E o relato prossegue: “Albano de Jesus Beirão, o nosso Albaninho, para uns, é um fenómeno inexplicável, para outros é um mito; para alguns outros, é um mistério com um homem dentro. Colocados perante o Albaninho como simples observadores, tomamos, necessariamente, uma destas posições, e, tal como vemos, de forma diferente, um copo com água dentro, uns veem menos a água, se se fixam na beleza do recipiente, outros deleitam-se na total transparência do cristal, enquanto há quem se abstraia de tudo e se concentre na pureza do líquido.”
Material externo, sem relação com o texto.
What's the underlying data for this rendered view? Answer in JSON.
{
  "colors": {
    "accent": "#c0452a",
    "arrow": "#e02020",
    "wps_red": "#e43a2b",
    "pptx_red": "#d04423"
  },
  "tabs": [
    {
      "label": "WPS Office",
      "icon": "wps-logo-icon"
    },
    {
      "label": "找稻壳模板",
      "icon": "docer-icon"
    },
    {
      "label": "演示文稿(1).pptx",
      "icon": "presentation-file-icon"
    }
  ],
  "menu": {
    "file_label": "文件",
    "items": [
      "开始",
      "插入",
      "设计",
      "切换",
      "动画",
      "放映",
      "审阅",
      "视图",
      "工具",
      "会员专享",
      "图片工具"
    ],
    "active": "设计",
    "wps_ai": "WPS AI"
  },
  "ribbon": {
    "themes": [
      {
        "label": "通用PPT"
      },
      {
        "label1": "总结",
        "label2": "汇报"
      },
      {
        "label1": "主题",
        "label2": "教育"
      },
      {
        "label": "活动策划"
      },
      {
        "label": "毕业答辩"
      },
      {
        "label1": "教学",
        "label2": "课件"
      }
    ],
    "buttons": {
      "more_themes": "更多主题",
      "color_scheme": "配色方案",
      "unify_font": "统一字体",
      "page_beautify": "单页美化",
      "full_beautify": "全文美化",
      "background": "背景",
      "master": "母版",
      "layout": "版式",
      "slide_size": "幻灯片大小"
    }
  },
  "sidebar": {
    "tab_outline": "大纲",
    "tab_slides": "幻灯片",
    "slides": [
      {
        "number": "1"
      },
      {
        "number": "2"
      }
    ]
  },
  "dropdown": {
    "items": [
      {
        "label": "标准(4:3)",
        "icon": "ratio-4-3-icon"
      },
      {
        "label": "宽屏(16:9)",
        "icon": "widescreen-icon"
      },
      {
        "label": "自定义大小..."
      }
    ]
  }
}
Na referida publicação da Câmara Municipal de Vila Nova de Foz Côa, regista-se também: “Como quer que seja, Albano de Jesus Beirão, que se tornou mundialmente conhecido como o ‘Homem-Macaco’, nasceu e viveu nesta região, aqui arrastou o seu drama ingente, a estranha doença que, como dizia a sua pobre mãe, ‘era uma doença que ninguém mais tinha’.”
Há ainda muita gente que se recorda desta personagem estranha, gente natural de Mêda, de Trancoso, de Foz Côa, desta região, enfim. Muitos o viram, por aqui também, nos seus espantosos “trabalhos”. Não desapareceu, por isso, da nossa memória coletiva a estória deste homem singular, mas o caso do Albaninho corre o risco de se transformar num “mito”, à medida que os anos vão passando. E, com o decurso do tempo, aumenta, igualmente, o número dos incréus…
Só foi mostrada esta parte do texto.